Emmanuel Guilmineau Chercheur EC Nantes


Vue sous la surface libre des structures vorticitaires de l'écoulement moyen autour d'un bateau en dérapage.

Vue sous la surface libre des structures vorticitaires de l'écoulement instantané autour d'un bateau en dérapage.

La simulation numérique de l’écoulement d’eau et d’air autour d’un bateau en dérapage est un challenge pour la simulation numérique, notamment pour la prédiction de l’énergie cinétique turbulente.

Lorsqu’un bateau est en dérapage, plusieurs structures vorticitaires sont créées par la carène du bateau et ses appendices et peuvent interagir entre elles. Des mesures expérimentales ont montré que le niveau d’énergie cinétique turbulente était très élevé aux cœurs de ces tourbillons.

Les simulations numériques avec des modèles de turbulence isotropes RANS sous-estiment ce niveau élevé. Seules des simulations avec des modèles de turbulence hybride RANS-LES sont capables de prédire ce niveau élevé d’énergie cinétique turbulente. Avec cette modélisation de la turbulence, instationnaire par nature, la vision de l’écoulement moyen est différente. C’est la superposition de petites structures qui génère les différents tourbillons. Les simulations sont effectuées sur un maillage de 163 millions de cellules et utilisent 1 316 processeurs de la machine Occigen.
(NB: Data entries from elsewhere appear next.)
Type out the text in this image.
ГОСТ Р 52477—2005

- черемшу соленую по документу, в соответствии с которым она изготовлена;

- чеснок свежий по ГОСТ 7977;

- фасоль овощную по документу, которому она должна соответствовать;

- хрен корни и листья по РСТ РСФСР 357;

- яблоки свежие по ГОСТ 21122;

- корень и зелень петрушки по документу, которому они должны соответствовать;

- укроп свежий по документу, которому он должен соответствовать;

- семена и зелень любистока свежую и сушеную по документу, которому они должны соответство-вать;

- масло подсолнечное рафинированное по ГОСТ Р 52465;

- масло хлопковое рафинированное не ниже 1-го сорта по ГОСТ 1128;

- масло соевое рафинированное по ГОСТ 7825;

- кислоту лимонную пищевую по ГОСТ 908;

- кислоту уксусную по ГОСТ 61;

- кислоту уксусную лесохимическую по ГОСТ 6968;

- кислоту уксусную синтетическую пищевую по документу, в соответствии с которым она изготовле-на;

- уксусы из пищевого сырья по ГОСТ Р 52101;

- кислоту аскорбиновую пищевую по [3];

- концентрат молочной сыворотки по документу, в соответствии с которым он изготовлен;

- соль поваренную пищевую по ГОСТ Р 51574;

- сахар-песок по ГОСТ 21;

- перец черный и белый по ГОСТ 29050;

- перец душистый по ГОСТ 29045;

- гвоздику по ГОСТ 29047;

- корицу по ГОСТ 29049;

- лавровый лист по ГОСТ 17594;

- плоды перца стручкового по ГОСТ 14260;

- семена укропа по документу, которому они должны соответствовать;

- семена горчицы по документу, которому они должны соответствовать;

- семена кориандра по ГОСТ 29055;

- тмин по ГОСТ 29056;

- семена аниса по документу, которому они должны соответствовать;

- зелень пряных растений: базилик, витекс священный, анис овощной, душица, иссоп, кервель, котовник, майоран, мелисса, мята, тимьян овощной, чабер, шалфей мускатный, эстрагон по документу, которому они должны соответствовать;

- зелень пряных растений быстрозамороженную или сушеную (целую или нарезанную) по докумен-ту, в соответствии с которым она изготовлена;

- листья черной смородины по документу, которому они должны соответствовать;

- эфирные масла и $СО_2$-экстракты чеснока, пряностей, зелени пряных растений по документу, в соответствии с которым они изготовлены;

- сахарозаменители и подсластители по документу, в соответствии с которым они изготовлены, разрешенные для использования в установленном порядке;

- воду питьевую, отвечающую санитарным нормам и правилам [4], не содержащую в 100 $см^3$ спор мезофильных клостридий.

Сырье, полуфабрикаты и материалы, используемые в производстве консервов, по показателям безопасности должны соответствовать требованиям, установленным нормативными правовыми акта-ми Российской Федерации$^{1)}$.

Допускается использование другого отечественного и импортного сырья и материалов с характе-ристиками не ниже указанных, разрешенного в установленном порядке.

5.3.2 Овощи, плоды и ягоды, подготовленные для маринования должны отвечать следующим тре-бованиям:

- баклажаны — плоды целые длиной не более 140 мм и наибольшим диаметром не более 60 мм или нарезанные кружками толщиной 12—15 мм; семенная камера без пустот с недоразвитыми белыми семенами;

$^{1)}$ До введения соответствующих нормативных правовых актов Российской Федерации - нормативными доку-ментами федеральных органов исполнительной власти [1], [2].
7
Le nombre de Reynolds de cette simulation est de 4,65 millions. Le code de calcul utilisé est ISIS-CFD, qui est entièrement développé par l’équipe et qui résout les équations de Navier-Stokes sur des maillages non structurés.

Ces travaux sont menés dans le cadre du projet AVT 253 d’une collaboration internationale sous l’égide de l’OTAN. Ces travaux vont se poursuivre par la simulation d’un mouvement dynamique du bateau avec une modélisation hybride RANS-LES de la turbulence.